Ce rapprochement intervient alors que les pays côtiers d’Afrique de l’Ouest cherchent à contenir l’expansion des violences jihadistes venues du Sahel. La région est devenue l’« épicentre » du terrorisme mondial, concentrant près de la moitié des décès liés à ces violences en 2025, selon l’Indice mondial du terrorisme. Les autorités ghanéennes redoutent une infiltration d’extrémistes et de réseaux criminels transnationaux, malgré l’absence d’attaques majeures sur leur territoire.
L’accord s’inscrit dans un programme de soutien plus large de l’UE, lancé en 2023 et doté de 50 millions d’euros. Ce dispositif prévoit la fourniture d’équipements de sécurité et de renseignement au Ghana. À l’occasion de la signature, Bruxelles a remis à Accra du matériel militaire, dont des drones de surveillance, des canons anti-drones et des motos, afin de renforcer les capacités opérationnelles du pays.

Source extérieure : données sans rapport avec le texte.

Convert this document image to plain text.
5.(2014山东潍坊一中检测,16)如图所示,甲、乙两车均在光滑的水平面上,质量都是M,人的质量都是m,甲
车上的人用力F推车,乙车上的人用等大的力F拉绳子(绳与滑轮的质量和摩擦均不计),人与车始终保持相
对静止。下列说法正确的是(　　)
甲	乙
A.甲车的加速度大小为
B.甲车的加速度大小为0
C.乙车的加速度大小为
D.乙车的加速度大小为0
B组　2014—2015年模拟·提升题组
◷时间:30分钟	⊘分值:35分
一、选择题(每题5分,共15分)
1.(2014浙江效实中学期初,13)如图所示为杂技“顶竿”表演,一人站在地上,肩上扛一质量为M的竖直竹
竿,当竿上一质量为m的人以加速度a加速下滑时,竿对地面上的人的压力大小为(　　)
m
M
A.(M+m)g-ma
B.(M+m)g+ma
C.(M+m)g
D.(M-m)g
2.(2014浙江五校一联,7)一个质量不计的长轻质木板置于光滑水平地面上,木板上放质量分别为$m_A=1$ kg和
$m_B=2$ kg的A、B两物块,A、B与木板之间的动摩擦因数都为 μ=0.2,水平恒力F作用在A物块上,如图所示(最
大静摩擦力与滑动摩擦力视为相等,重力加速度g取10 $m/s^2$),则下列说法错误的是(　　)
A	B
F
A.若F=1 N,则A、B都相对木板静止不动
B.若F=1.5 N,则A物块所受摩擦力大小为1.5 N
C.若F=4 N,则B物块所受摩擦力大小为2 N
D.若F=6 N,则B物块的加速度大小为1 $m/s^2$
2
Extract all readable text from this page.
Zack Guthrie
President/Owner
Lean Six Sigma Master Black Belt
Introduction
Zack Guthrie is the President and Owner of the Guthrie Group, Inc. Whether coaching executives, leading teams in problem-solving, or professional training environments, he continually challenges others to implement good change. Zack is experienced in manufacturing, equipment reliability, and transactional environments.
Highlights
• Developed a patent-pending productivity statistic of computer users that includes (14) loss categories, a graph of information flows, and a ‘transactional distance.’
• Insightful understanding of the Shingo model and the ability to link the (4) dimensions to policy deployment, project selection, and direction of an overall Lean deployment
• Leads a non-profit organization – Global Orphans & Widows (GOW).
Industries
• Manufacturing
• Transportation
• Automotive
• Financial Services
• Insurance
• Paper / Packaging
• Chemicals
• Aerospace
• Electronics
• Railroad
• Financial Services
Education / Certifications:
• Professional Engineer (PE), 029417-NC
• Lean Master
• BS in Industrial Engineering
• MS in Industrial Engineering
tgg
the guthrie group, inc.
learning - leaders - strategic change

Pour les responsables ghanéens, ce partenariat est essentiel face à l’évolution des menaces sécuritaires. « La nature des défis continue d’évoluer, ce qui exige une collaboration plus étroite », a rappelé le coordinateur de la sécurité nationale, Osman Abdul-Razak. L’UE, de son côté, entend consolider son rôle dans la stabilité du Golfe de Guinée, une zone stratégique où la propagation du jihadisme menace désormais la paix et la sécurité régionales.